Russia ‘s Sputnik media spoke to three experts with knowledge of the issue on Tuesday. Dr. Ellis Cashmore, a visiting professor of sociology at the UK’s Aston University and a media analyst and independent commentator said. “I am, in principle, opposed to censorship, the only exceptions being when the media promote outright hatred and hostility against specific groups, “Adults should not be treated as children and should not be protected from information they do not agree with, or even find loathsome. They are able to reject it just as easily as they accept alternatives. I interpret the banning of RT and Sputnik websites in the EU (not in the UK, thankfully) as patronizing in the extreme: the unwritten message is, ‘You are too immature to think for yourselves, so we are doing the thinking for you and preventing you from looking at and listening to material which provides an alternative perspective from the one you are probably receiving from other media.’”
The UK Ofcom took RT off the air on Wednesday.
Daniel Lazare an independent journalist, author and writer shared his view. “I believe that criticism of [Russian President Vladimir] Putin is more than warranted at this point. But we need to know what the US and NATO did to create this mess in the first place and what needs to be done to bring the conflict to a halt. But we can’t do so if all we have are government mouthpieces like the New York Times and the London Government baying for Russian blood. We need more sources of information and more points of view rather than less.”

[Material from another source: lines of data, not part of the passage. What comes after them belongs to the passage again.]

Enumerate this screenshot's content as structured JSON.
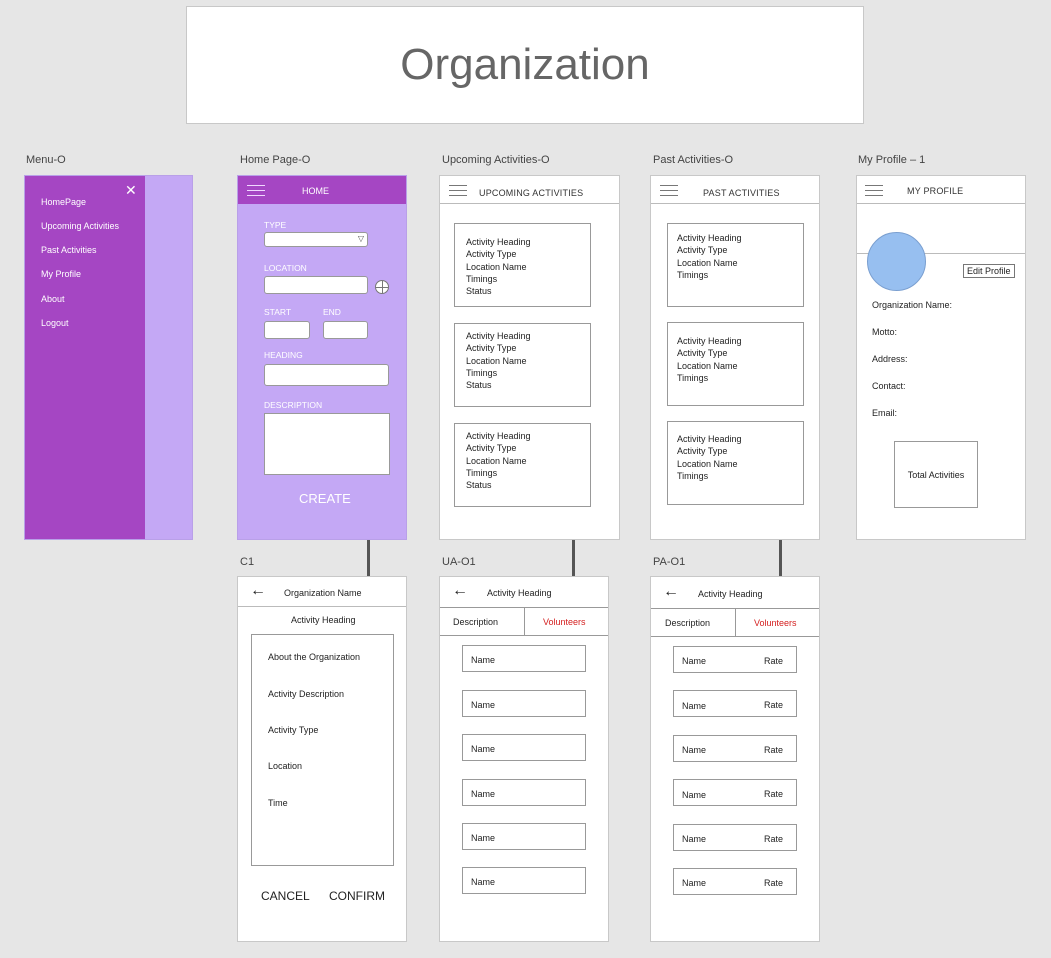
{
  "title": "Organization",
  "labels": {
    "menu": "Menu-O",
    "home": "Home Page-O",
    "upcoming": "Upcoming Activities-O",
    "past": "Past Activities-O",
    "profile": "My Profile – 1",
    "c1": "C1",
    "ua": "UA-O1",
    "pa": "PA-O1"
  },
  "menu": {
    "close": "✕",
    "items": [
      "HomePage",
      "Upcoming Activities",
      "Past Activities",
      "My Profile",
      "About",
      "Logout"
    ]
  },
  "home": {
    "header": "HOME",
    "type": "TYPE",
    "location": "LOCATION",
    "start": "START",
    "end": "END",
    "heading": "HEADING",
    "description": "DESCRIPTION",
    "create": "CREATE"
  },
  "upcoming": {
    "header": "UPCOMING ACTIVITIES",
    "cards": [
      [
        "Activity Heading",
        "Activity Type",
        "Location Name",
        "Timings",
        "Status"
      ],
      [
        "Activity Heading",
        "Activity Type",
        "Location Name",
        "Timings",
        "Status"
      ],
      [
        "Activity Heading",
        "Activity Type",
        "Location Name",
        "Timings",
        "Status"
      ]
    ]
  },
  "past": {
    "header": "PAST ACTIVITIES",
    "cards": [
      [
        "Activity Heading",
        "Activity Type",
        "Location Name",
        "Timings"
      ],
      [
        "Activity Heading",
        "Activity Type",
        "Location Name",
        "Timings"
      ],
      [
        "Activity Heading",
        "Activity Type",
        "Location Name",
        "Timings"
      ]
    ]
  },
  "profile": {
    "header": "MY PROFILE",
    "edit": "Edit Profile",
    "fields": [
      "Organization Name:",
      "Motto:",
      "Address:",
      "Contact:",
      "Email:"
    ],
    "total": "Total Activities"
  },
  "c1": {
    "back": "←",
    "org": "Organization Name",
    "heading": "Activity Heading",
    "items": [
      "About the Organization",
      "Activity Description",
      "Activity Type",
      "Location",
      "Time"
    ],
    "cancel": "CANCEL",
    "confirm": "CONFIRM"
  },
  "ua": {
    "back": "←",
    "heading": "Activity Heading",
    "tab_desc": "Description",
    "tab_vol": "Volunteers",
    "names": [
      "Name",
      "Name",
      "Name",
      "Name",
      "Name",
      "Name"
    ]
  },
  "pa": {
    "back": "←",
    "heading": "Activity Heading",
    "tab_desc": "Description",
    "tab_vol": "Volunteers",
    "rows": [
      {
        "name": "Name",
        "rate": "Rate"
      },
      {
        "name": "Name",
        "rate": "Rate"
      },
      {
        "name": "Name",
        "rate": "Rate"
      },
      {
        "name": "Name",
        "rate": "Rate"
      },
      {
        "name": "Name",
        "rate": "Rate"
      },
      {
        "name": "Name",
        "rate": "Rate"
      }
    ]
  },
  "colors": {
    "menu_purple": "#a546c3",
    "menu_light": "#c4a8f5",
    "home_bg": "#c4a8f5",
    "home_header": "#a546c3",
    "avatar": "#97bff0",
    "volunteers_red": "#d42020"
  }
}
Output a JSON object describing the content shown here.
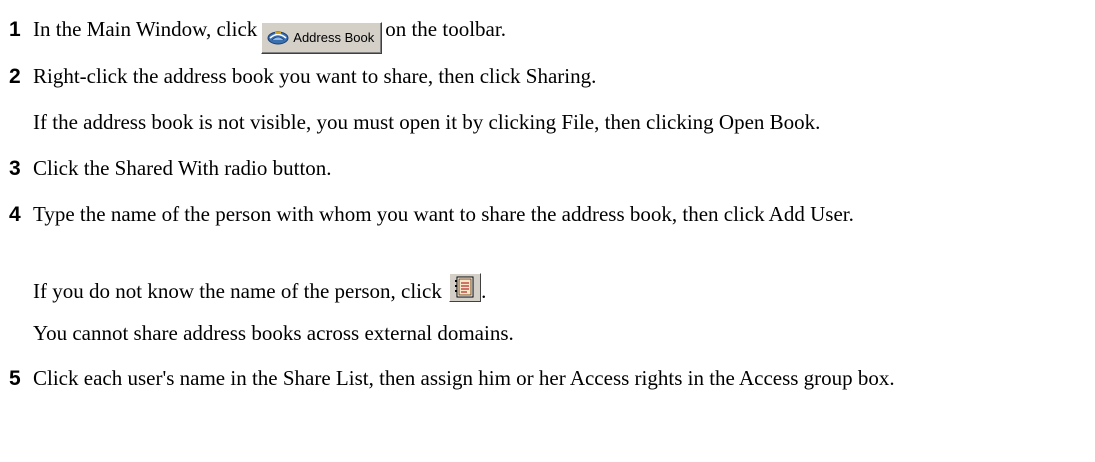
{
  "steps": [
    {
      "number": "1",
      "text_before": "In the Main Window, click",
      "button_label": "Address Book",
      "button_icon": "address-book-icon",
      "text_after": "on the toolbar."
    },
    {
      "number": "2",
      "text": "Right-click the address book you want to share, then click Sharing.",
      "note": "If the address book is not visible, you must open it by clicking File, then clicking Open Book."
    },
    {
      "number": "3",
      "text": "Click the Shared With radio button."
    },
    {
      "number": "4",
      "text": "Type the name of the person with whom you want to share the address book, then click Add User.",
      "note1_before": "If you do not know the name of the person, click",
      "note1_icon": "address-selector-icon",
      "note1_after": ".",
      "note2": "You cannot share address books across external domains."
    },
    {
      "number": "5",
      "text": "Click each user's name in the Share List, then assign him or her Access rights in the Access group box."
    }
  ]
}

Vanessa Beeley, an independent investigative journalist who specialises on the Middle East and Syria criticised the growing “authoritarianism” in the West saying. “This is part and parcel of the rising fascism and totalitarianism in the EU, particularly in France and Germany so it is inevitable that they will come to the aid of Nazi, fascist elements in Ukraine that are under attack from Russia determined to denazify Ukraine. All this while laying claim to ‘democracy’ [and] ‘human rights’ while demonstrating an alarming white supremacism in their reporting on the Ukraine crisis, invoking our sympathy for Ukrainians because they are more ‘like us’ than the ‘brown people’ NATO member states have been bombing, invading, occupying, pillaging and ethnically cleansing for decades.”